Frank Stilwell says wealth inequality still growing, with a marked rise in the share of the top 1% of households in recent years

Malcolm Turnbull and Barnaby Joyce
Malcolm Turnbull and the deputy prime minister, Barnaby Joyce, who has forced the Australian Pesticides and Veterinary Medicines Authority to relocate to Armidale. Photograph: Mick Tsikas/AAP


An eminent economics professor says the Turnbull government’s decentralisation program could be re-engineered to reduce regional inequality significantly but it is falling woefully short of the kind of 20-year plan Australia needs.
Emeritus professor Frank Stilwell, from Sydney University, says the controversial idea of a fast train line between Melbourne, Sydney and Brisbane also has the potential to encourage genuinely beneficial decentralised centres, if supported by the right policies.
The left-of-centre economist was invited by the Australian Quarterly magazine to write about Australia’s “spatial” inequality to mark 44 years since he first wrote about the topic for the magazine.
In the latest issue, Stilwell says Australia’s spatial inequalities – inequalities between cities and “the bush”, between suburbs, between country towns, rural areas, remote and very remote regions – have “pretty much the same patterns” as they did in the 1970s.
But he believes they have become more entrenched over time and said it was not difficult to see how they reflected broader political economic trends.
“The share of national income going to the owners of capital has increased steadily over the last two decades,” he wrote. “Meanwhile, people dependent only on wage incomes are doing it tougher: wages growth has now dropped almost to zero.
“The effects of this asymmetry are evident in urban housing markets, where young wage-earners wanting to buy their first home try (usually unsuccessfully) to compete with investors buying perhaps their 10th or 20th property.”

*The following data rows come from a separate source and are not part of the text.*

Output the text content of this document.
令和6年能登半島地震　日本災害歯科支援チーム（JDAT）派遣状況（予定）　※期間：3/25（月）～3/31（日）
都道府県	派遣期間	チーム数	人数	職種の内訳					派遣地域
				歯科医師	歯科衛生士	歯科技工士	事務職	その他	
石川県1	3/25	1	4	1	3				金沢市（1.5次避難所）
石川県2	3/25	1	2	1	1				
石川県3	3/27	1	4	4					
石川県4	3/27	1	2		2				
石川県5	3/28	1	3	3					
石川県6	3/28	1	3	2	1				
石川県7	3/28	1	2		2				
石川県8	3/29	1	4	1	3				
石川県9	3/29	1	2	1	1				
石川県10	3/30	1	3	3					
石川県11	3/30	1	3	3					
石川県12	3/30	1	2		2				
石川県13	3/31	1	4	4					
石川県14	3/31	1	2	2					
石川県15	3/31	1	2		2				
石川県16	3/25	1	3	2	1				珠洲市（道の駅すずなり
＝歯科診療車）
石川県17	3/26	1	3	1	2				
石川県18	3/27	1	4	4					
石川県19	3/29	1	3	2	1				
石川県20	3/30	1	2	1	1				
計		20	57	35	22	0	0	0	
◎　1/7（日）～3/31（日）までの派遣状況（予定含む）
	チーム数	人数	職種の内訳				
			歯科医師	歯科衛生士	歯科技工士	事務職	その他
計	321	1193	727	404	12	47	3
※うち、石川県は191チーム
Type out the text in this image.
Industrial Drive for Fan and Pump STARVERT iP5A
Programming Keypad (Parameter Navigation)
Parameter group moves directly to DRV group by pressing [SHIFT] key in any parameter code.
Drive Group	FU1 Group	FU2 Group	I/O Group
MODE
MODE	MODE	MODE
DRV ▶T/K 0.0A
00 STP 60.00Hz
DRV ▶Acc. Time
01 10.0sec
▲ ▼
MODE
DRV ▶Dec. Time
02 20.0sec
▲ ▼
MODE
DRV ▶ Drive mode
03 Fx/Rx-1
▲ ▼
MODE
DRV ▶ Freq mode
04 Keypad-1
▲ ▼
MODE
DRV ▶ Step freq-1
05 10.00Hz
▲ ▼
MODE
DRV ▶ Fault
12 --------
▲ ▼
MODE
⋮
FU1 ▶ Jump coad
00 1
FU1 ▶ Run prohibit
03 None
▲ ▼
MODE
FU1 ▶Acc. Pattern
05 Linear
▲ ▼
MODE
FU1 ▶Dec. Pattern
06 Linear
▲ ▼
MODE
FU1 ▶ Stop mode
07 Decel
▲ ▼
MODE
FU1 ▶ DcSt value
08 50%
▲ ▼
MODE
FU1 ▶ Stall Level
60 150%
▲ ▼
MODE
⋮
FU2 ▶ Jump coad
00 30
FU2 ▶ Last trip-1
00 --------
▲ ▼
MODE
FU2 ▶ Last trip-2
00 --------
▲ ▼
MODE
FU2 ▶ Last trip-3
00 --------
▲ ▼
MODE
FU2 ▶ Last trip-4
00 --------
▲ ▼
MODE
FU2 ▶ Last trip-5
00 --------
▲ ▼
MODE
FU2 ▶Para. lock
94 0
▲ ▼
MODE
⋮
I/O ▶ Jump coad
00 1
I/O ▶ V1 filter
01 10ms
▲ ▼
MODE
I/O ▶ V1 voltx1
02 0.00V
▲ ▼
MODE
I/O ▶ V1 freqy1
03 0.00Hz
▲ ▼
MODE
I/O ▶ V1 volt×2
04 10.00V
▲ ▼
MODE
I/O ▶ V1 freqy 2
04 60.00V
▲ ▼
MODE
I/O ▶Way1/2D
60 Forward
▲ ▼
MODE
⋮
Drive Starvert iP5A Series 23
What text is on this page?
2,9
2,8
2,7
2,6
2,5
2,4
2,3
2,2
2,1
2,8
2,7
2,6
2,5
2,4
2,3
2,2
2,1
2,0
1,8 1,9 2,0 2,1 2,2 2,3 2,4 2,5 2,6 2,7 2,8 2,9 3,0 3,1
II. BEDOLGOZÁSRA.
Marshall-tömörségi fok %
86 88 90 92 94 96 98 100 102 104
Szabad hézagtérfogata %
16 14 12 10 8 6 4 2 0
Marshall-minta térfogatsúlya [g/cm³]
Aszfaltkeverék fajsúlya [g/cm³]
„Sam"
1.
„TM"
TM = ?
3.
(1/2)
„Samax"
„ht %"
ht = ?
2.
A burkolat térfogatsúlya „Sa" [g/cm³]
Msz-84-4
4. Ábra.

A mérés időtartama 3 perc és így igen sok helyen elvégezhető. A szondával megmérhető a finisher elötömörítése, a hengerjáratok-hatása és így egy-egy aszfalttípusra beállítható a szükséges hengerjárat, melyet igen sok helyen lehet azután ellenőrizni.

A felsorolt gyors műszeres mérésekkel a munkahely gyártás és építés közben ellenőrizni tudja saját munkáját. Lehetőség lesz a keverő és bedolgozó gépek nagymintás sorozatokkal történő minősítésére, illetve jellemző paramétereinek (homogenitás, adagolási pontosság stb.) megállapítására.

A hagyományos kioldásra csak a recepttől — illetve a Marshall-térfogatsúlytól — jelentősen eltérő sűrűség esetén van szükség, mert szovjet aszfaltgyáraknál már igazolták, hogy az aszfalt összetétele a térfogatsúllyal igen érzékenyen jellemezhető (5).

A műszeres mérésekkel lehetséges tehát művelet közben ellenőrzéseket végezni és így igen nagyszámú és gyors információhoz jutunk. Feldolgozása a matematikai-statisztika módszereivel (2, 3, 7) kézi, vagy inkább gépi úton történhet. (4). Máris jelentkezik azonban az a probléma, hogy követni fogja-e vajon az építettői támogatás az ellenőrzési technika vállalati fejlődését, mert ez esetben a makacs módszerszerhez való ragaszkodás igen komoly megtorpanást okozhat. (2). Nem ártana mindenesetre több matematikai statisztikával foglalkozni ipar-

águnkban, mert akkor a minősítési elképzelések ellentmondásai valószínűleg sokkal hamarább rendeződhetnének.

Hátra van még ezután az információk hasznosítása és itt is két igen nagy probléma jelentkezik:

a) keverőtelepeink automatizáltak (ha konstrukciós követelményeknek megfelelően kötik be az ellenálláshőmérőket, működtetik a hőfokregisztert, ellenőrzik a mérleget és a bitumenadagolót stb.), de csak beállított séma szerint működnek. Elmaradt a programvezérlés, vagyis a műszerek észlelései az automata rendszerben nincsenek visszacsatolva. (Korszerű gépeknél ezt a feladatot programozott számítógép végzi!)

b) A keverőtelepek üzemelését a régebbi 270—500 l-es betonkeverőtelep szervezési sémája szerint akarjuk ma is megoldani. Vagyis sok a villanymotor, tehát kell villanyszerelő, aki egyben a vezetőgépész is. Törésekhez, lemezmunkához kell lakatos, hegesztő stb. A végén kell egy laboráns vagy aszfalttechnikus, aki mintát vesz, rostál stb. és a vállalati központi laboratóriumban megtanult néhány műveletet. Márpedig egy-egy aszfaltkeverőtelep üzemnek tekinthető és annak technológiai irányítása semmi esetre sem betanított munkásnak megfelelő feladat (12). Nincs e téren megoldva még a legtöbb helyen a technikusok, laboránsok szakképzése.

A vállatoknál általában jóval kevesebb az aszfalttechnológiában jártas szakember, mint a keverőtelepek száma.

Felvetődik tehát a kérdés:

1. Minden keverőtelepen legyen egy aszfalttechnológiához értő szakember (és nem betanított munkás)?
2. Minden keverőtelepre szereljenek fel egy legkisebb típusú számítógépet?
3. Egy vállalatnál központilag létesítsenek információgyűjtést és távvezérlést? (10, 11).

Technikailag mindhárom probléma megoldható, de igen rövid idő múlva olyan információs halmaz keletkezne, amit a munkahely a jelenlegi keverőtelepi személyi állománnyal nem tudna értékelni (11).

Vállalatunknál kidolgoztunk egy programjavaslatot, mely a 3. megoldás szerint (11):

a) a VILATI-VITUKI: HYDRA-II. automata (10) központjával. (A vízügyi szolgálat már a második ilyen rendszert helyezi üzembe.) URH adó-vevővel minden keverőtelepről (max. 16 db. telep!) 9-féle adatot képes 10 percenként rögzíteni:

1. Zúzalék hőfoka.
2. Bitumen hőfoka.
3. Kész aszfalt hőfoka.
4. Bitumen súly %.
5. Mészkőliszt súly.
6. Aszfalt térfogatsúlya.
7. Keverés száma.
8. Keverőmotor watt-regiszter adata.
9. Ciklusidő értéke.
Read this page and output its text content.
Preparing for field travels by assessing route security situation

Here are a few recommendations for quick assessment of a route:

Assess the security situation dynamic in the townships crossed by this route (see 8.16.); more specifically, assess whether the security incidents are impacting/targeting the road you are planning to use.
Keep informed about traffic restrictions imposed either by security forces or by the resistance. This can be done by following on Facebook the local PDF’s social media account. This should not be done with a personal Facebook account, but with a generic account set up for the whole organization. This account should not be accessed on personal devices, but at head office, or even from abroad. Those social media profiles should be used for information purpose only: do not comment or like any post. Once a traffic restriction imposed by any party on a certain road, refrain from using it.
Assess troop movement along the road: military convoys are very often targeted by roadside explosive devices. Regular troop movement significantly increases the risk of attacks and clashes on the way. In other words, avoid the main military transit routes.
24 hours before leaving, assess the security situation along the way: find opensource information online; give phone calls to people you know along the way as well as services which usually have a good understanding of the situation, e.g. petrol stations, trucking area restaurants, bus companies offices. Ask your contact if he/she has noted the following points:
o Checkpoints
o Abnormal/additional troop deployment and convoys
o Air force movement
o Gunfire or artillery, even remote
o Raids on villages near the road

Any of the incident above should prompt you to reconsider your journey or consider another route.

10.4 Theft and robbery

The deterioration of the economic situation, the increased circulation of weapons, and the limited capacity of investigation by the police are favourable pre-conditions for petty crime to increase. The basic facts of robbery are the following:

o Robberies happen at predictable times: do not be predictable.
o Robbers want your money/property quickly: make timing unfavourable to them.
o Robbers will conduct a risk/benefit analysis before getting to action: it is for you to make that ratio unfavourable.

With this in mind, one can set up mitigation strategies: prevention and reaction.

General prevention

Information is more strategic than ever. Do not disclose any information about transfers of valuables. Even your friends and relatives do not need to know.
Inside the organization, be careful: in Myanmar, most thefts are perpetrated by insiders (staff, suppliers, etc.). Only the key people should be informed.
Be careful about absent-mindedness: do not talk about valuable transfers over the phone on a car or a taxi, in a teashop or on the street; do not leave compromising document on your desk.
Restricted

Stilwell said the popular belief that Australia was “somehow exceptional” because of its egalitarianism must finally be eradicated, because the wealthiest 10% of households, on a conservative estimate, now holds at least half of the country’s total wealth.
He said wealth inequality was still growing, with a marked rise in the share of the top 1% of households in recent years, making the country mid-ranking among Organisation for Economic Cooperation and Development nations.
He said of the Turnbull government’s decentralisation plans that the government could significantly reduce regional inequality if it took decentralisation seriously.
He said Australian politics had a long tradition of “talking” about decentralisation from its big cities but the dominant feature had been political “pork-barrelling”, especially in marginal electorates.
“The deputy prime minister, Barnaby Joyce, has been doing something similar though his push to relocate the Australian Pesticides and Veterinary Medicines Authority (APVMA) from Canberra to Armidale, which is in his own electorate,” Stilwell writes. “This sort of piecemeal action falls far short of anything that could be called a comprehensive approach to decentralisation.
“The redirection of investment and job opportunities away from the existing metropolitan areas is no easy matter, of course. It would take cross-party agreement and a commitment to a 20-year plan, at least.”
He has also voiced his support for the idea of a newly constructed very fast train line between Melbourne, Sydney and Brisbane.
He said the Turnbull government could use a fast train line as the focus of planned new cities at intermediate stations, which would help to reduce regional inequality.
“So long as the resulting land value increases were captured as public revenue rather than privately appropriate,” he said, adding that, if the fast train line was built, other infrastructure and services could then branch off it, and new public housing could also be built in regional areas.
“Provision of public housing in these newly developed towns need not, and should not, be limited in its provision to people with complex social needs.
“Rather, public housing could be an important element in attracting working people to the new growth centres.”